Species of wild buckwheat

Eriogonum palmerianum is a species of wild buckwheat known by the common name Palmer's buckwheat. It is native to the Southwestern region of the United States and Great Basin region, where it grows in many types of desert and sagebrush plateau habitat.

==Description==
This is an annual herb producing an erect stem up to 30 centimeters tall which is coated in woolly fibers.
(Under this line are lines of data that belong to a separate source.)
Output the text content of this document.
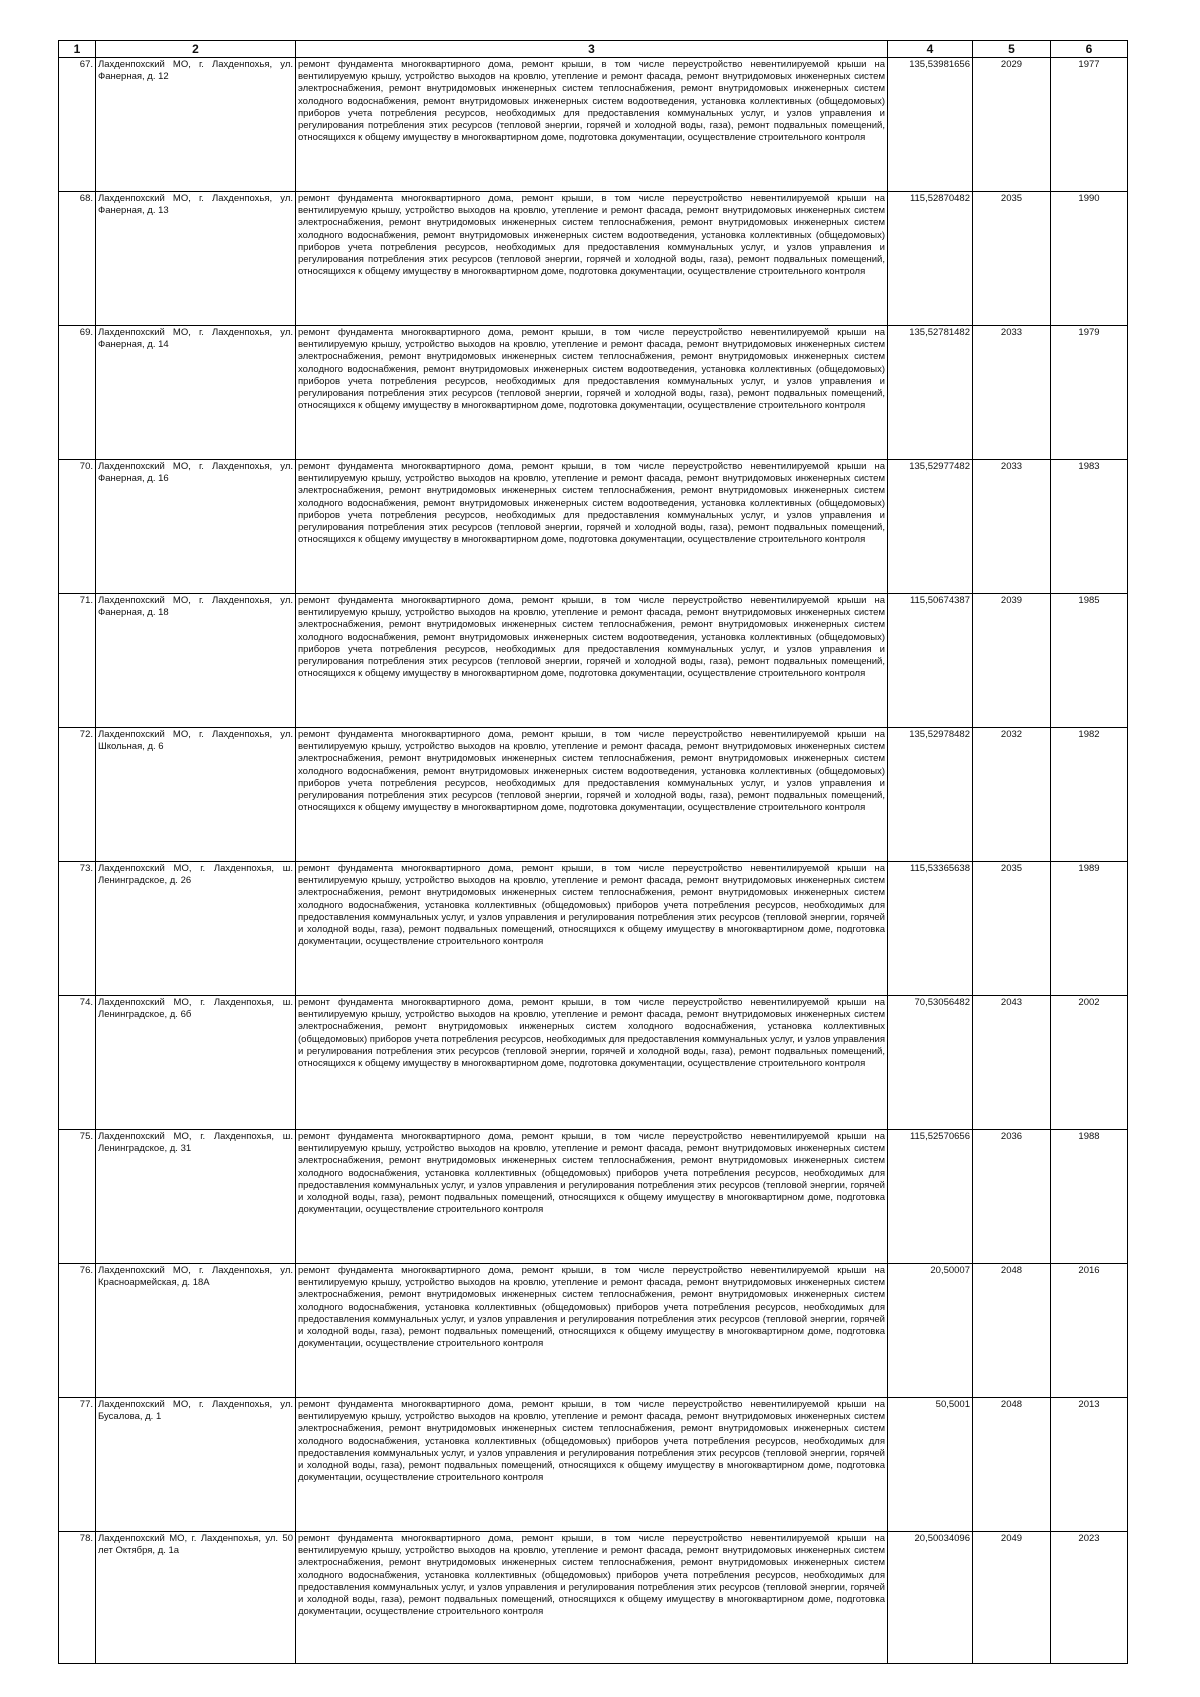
1	2	3	4	5	6
67.	Лахденпохский МО, г. Лахденпохья, ул. Фанерная, д. 12	ремонт фундамента многоквартирного дома, ремонт крыши, в том числе переустройство невентилируемой крыши на вентилируемую крышу, устройство выходов на кровлю, утепление и ремонт фасада, ремонт внутридомовых инженерных систем электроснабжения, ремонт внутридомовых инженерных систем теплоснабжения, ремонт внутридомовых инженерных систем холодного водоснабжения, ремонт внутридомовых инженерных систем водоотведения, установка коллективных (общедомовых) приборов учета потребления ресурсов, необходимых для предоставления коммунальных услуг, и узлов управления и регулирования потребления этих ресурсов (тепловой энергии, горячей и холодной воды, газа), ремонт подвальных помещений, относящихся к общему имуществу в многоквартирном доме, подготовка документации, осуществление строительного контроля	135,53981656	2029	1977
68.	Лахденпохский МО, г. Лахденпохья, ул. Фанерная, д. 13	ремонт фундамента многоквартирного дома, ремонт крыши, в том числе переустройство невентилируемой крыши на вентилируемую крышу, устройство выходов на кровлю, утепление и ремонт фасада, ремонт внутридомовых инженерных систем электроснабжения, ремонт внутридомовых инженерных систем теплоснабжения, ремонт внутридомовых инженерных систем холодного водоснабжения, ремонт внутридомовых инженерных систем водоотведения, установка коллективных (общедомовых) приборов учета потребления ресурсов, необходимых для предоставления коммунальных услуг, и узлов управления и регулирования потребления этих ресурсов (тепловой энергии, горячей и холодной воды, газа), ремонт подвальных помещений, относящихся к общему имуществу в многоквартирном доме, подготовка документации, осуществление строительного контроля	115,52870482	2035	1990
69.	Лахденпохский МО, г. Лахденпохья, ул. Фанерная, д. 14	ремонт фундамента многоквартирного дома, ремонт крыши, в том числе переустройство невентилируемой крыши на вентилируемую крышу, устройство выходов на кровлю, утепление и ремонт фасада, ремонт внутридомовых инженерных систем электроснабжения, ремонт внутридомовых инженерных систем теплоснабжения, ремонт внутридомовых инженерных систем холодного водоснабжения, ремонт внутридомовых инженерных систем водоотведения, установка коллективных (общедомовых) приборов учета потребления ресурсов, необходимых для предоставления коммунальных услуг, и узлов управления и регулирования потребления этих ресурсов (тепловой энергии, горячей и холодной воды, газа), ремонт подвальных помещений, относящихся к общему имуществу в многоквартирном доме, подготовка документации, осуществление строительного контроля	135,52781482	2033	1979
70.	Лахденпохский МО, г. Лахденпохья, ул. Фанерная, д. 16	ремонт фундамента многоквартирного дома, ремонт крыши, в том числе переустройство невентилируемой крыши на вентилируемую крышу, устройство выходов на кровлю, утепление и ремонт фасада, ремонт внутридомовых инженерных систем электроснабжения, ремонт внутридомовых инженерных систем теплоснабжения, ремонт внутридомовых инженерных систем холодного водоснабжения, ремонт внутридомовых инженерных систем водоотведения, установка коллективных (общедомовых) приборов учета потребления ресурсов, необходимых для предоставления коммунальных услуг, и узлов управления и регулирования потребления этих ресурсов (тепловой энергии, горячей и холодной воды, газа), ремонт подвальных помещений, относящихся к общему имуществу в многоквартирном доме, подготовка документации, осуществление строительного контроля	135,52977482	2033	1983
71.	Лахденпохский МО, г. Лахденпохья, ул. Фанерная, д. 18	ремонт фундамента многоквартирного дома, ремонт крыши, в том числе переустройство невентилируемой крыши на вентилируемую крышу, устройство выходов на кровлю, утепление и ремонт фасада, ремонт внутридомовых инженерных систем электроснабжения, ремонт внутридомовых инженерных систем теплоснабжения, ремонт внутридомовых инженерных систем холодного водоснабжения, ремонт внутридомовых инженерных систем водоотведения, установка коллективных (общедомовых) приборов учета потребления ресурсов, необходимых для предоставления коммунальных услуг, и узлов управления и регулирования потребления этих ресурсов (тепловой энергии, горячей и холодной воды, газа), ремонт подвальных помещений, относящихся к общему имуществу в многоквартирном доме, подготовка документации, осуществление строительного контроля	115,50674387	2039	1985
72.	Лахденпохский МО, г. Лахденпохья, ул. Школьная, д. 6	ремонт фундамента многоквартирного дома, ремонт крыши, в том числе переустройство невентилируемой крыши на вентилируемую крышу, устройство выходов на кровлю, утепление и ремонт фасада, ремонт внутридомовых инженерных систем электроснабжения, ремонт внутридомовых инженерных систем теплоснабжения, ремонт внутридомовых инженерных систем холодного водоснабжения, ремонт внутридомовых инженерных систем водоотведения, установка коллективных (общедомовых) приборов учета потребления ресурсов, необходимых для предоставления коммунальных услуг, и узлов управления и регулирования потребления этих ресурсов (тепловой энергии, горячей и холодной воды, газа), ремонт подвальных помещений, относящихся к общему имуществу в многоквартирном доме, подготовка документации, осуществление строительного контроля	135,52978482	2032	1982
73.	Лахденпохский МО, г. Лахденпохья, ш. Ленинградское, д. 26	ремонт фундамента многоквартирного дома, ремонт крыши, в том числе переустройство невентилируемой крыши на вентилируемую крышу, устройство выходов на кровлю, утепление и ремонт фасада, ремонт внутридомовых инженерных систем электроснабжения, ремонт внутридомовых инженерных систем теплоснабжения, ремонт внутридомовых инженерных систем холодного водоснабжения, установка коллективных (общедомовых) приборов учета потребления ресурсов, необходимых для предоставления коммунальных услуг, и узлов управления и регулирования потребления этих ресурсов (тепловой энергии, горячей и холодной воды, газа), ремонт подвальных помещений, относящихся к общему имуществу в многоквартирном доме, подготовка документации, осуществление строительного контроля	115,53365638	2035	1989
74.	Лахденпохский МО, г. Лахденпохья, ш. Ленинградское, д. 6б	ремонт фундамента многоквартирного дома, ремонт крыши, в том числе переустройство невентилируемой крыши на вентилируемую крышу, устройство выходов на кровлю, утепление и ремонт фасада, ремонт внутридомовых инженерных систем электроснабжения, ремонт внутридомовых инженерных систем холодного водоснабжения, установка коллективных (общедомовых) приборов учета потребления ресурсов, необходимых для предоставления коммунальных услуг, и узлов управления и регулирования потребления этих ресурсов (тепловой энергии, горячей и холодной воды, газа), ремонт подвальных помещений, относящихся к общему имуществу в многоквартирном доме, подготовка документации, осуществление строительного контроля	70,53056482	2043	2002
75.	Лахденпохский МО, г. Лахденпохья, ш. Ленинградское, д. 31	ремонт фундамента многоквартирного дома, ремонт крыши, в том числе переустройство невентилируемой крыши на вентилируемую крышу, устройство выходов на кровлю, утепление и ремонт фасада, ремонт внутридомовых инженерных систем электроснабжения, ремонт внутридомовых инженерных систем теплоснабжения, ремонт внутридомовых инженерных систем холодного водоснабжения, установка коллективных (общедомовых) приборов учета потребления ресурсов, необходимых для предоставления коммунальных услуг, и узлов управления и регулирования потребления этих ресурсов (тепловой энергии, горячей и холодной воды, газа), ремонт подвальных помещений, относящихся к общему имуществу в многоквартирном доме, подготовка документации, осуществление строительного контроля	115,52570656	2036	1988
76.	Лахденпохский МО, г. Лахденпохья, ул. Красноармейская, д. 18А	ремонт фундамента многоквартирного дома, ремонт крыши, в том числе переустройство невентилируемой крыши на вентилируемую крышу, устройство выходов на кровлю, утепление и ремонт фасада, ремонт внутридомовых инженерных систем электроснабжения, ремонт внутридомовых инженерных систем теплоснабжения, ремонт внутридомовых инженерных систем холодного водоснабжения, установка коллективных (общедомовых) приборов учета потребления ресурсов, необходимых для предоставления коммунальных услуг, и узлов управления и регулирования потребления этих ресурсов (тепловой энергии, горячей и холодной воды, газа), ремонт подвальных помещений, относящихся к общему имуществу в многоквартирном доме, подготовка документации, осуществление строительного контроля	20,50007	2048	2016
77.	Лахденпохский МО, г. Лахденпохья, ул. Бусалова, д. 1	ремонт фундамента многоквартирного дома, ремонт крыши, в том числе переустройство невентилируемой крыши на вентилируемую крышу, устройство выходов на кровлю, утепление и ремонт фасада, ремонт внутридомовых инженерных систем электроснабжения, ремонт внутридомовых инженерных систем теплоснабжения, ремонт внутридомовых инженерных систем холодного водоснабжения, установка коллективных (общедомовых) приборов учета потребления ресурсов, необходимых для предоставления коммунальных услуг, и узлов управления и регулирования потребления этих ресурсов (тепловой энергии, горячей и холодной воды, газа), ремонт подвальных помещений, относящихся к общему имуществу в многоквартирном доме, подготовка документации, осуществление строительного контроля	50,5001	2048	2013
78.	Лахденпохский МО, г. Лахденпохья, ул. 50 лет Октября, д. 1а	ремонт фундамента многоквартирного дома, ремонт крыши, в том числе переустройство невентилируемой крыши на вентилируемую крышу, устройство выходов на кровлю, утепление и ремонт фасада, ремонт внутридомовых инженерных систем электроснабжения, ремонт внутридомовых инженерных систем теплоснабжения, ремонт внутридомовых инженерных систем холодного водоснабжения, установка коллективных (общедомовых) приборов учета потребления ресурсов, необходимых для предоставления коммунальных услуг, и узлов управления и регулирования потребления этих ресурсов (тепловой энергии, горячей и холодной воды, газа), ремонт подвальных помещений, относящихся к общему имуществу в многоквартирном доме, подготовка документации, осуществление строительного контроля	20,50034096	2049	2023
The leaves are located around the base of the stem and are borne on short petioles.

The upper part of the stem spreads into an inflorescence lined with clusters of small white, yellow, or pink flowers.

==Taxonomy==
In 1870 Asa Gray scientifically described a variety of Eriogonum plumatella which he named palmeri and attributed to John Torrey. In 1968 James L. Reveal reclassified it as a species, renaming it Eriogonum palmerianum. Along with the rest of the Eriogonum genus it is classified in the Polygonaceae family. It has one other heterotypic synonym, Eriogonum baileyi var. tomentosum published in 1877 by Sereno Watson.

==Range==
Palmer's buckwheat native in the southwestern United States. In California it grows in just the south and eastern areas, but is widespread in Nevada. In Idaho it is only recorded in Owyhee County in the southwestern corner of the state, but it is found in most of both Utah and Arizona. In Colorado it is native to just two western counties, Mesa and Montezuma and similarly just Hidalgo and Grant counties in the southwestern New Mexico.